Hubo un intento de bloquear cuentas de redes sociales que convocaran a marchar, pero esto también resultó contraproducente. Y las numerosas detenciones y el alto nivel de violencia de la represión del sábado lo fue más. El gobierno busca acallar las débiles voces disidentes, pero termina por potenciarlas y unificarlas aun en su heterogeneidad ideológica. Logra de esta forma darle entidad a quien Putin ni siquiera nombra.
Por Ignacio E. Hutin 26 de enero de 2021 CADAL
Rusia vio este fin de semana las mayores protestas en casi una década, con cerca de 120 mil manifestantes desperdigados por el inmenso territorio eurasiático en una convocatoria notablemente federal. El principal reclamo era la liberación de Alekséi Navalni, abogado, bloguero y la cara más visible de la oposición al gobierno de Vladimir Putin. Se registraron escenas de violenta represión policial y fueron detenidas más de 3500 personas, oficialmente por formar parte de manifestaciones ilegales, es decir sin permiso del propio gobierno.
Navalni regresó a Rusia el domingo 17 de enero después de pasar cinco meses en Alemania. Había sido trasladado a un hospital de Berlín luego de ser envenenado, según el gobierno alemán, con Novichok, un agente químico nervioso desarrollado en la Unión Soviética. El Kremlin negó cualquier relación con el atentado e incluso el presidente ruso, que no pronuncia siquiera el nombre de Navalni en público, dijo en diciembre que si hubiera querido matarlo, el político opositor estaría muerto.
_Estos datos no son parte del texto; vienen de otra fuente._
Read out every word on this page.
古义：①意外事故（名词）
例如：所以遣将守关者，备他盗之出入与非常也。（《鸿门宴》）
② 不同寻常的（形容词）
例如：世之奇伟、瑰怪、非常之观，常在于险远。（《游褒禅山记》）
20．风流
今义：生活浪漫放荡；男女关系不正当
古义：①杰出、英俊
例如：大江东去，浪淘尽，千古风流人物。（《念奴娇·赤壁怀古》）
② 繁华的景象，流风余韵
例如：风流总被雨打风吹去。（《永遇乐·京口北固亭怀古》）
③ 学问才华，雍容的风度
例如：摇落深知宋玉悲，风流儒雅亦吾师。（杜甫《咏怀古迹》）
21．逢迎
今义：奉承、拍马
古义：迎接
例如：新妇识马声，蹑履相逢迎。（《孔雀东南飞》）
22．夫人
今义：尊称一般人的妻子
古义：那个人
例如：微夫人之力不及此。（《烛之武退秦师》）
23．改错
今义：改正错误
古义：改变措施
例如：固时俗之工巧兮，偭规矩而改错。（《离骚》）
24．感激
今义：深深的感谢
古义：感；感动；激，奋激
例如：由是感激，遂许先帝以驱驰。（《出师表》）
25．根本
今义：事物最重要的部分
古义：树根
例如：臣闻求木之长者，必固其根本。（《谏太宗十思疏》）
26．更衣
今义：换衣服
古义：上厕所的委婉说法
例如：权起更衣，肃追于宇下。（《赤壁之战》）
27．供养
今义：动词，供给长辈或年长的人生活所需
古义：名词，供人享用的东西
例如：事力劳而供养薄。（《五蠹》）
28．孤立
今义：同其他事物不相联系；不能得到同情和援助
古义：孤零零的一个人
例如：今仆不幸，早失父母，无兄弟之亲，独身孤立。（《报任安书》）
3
Al aterrizar en Moscú, hace apenas una semana, fue detenido y permanecerá bajo custodia por al menos 30 días. Se lo acusa de haber infringido los términos de libertad condicional impuestos en una condena de 2013 por malversación de fondos: no se presentó en forma regular ante la corte mientras se encontraba en tratamiento en Alemania. Si bien el Tribunal Europeo de Derechos Humanos (TEDH) dictaminó que el juicio en contra de Navalni no había sido justo, que había tenido motivaciones políticas, y ordenó anular la sentencia, la corte rusa sostuvo la pena de 5 años de prisión en suspenso en 2017. Cuando al año siguiente el bloguero quiso presentarse como candidato en las elecciones presidenciales, la Corte Suprema se lo prohibió por aquella condena.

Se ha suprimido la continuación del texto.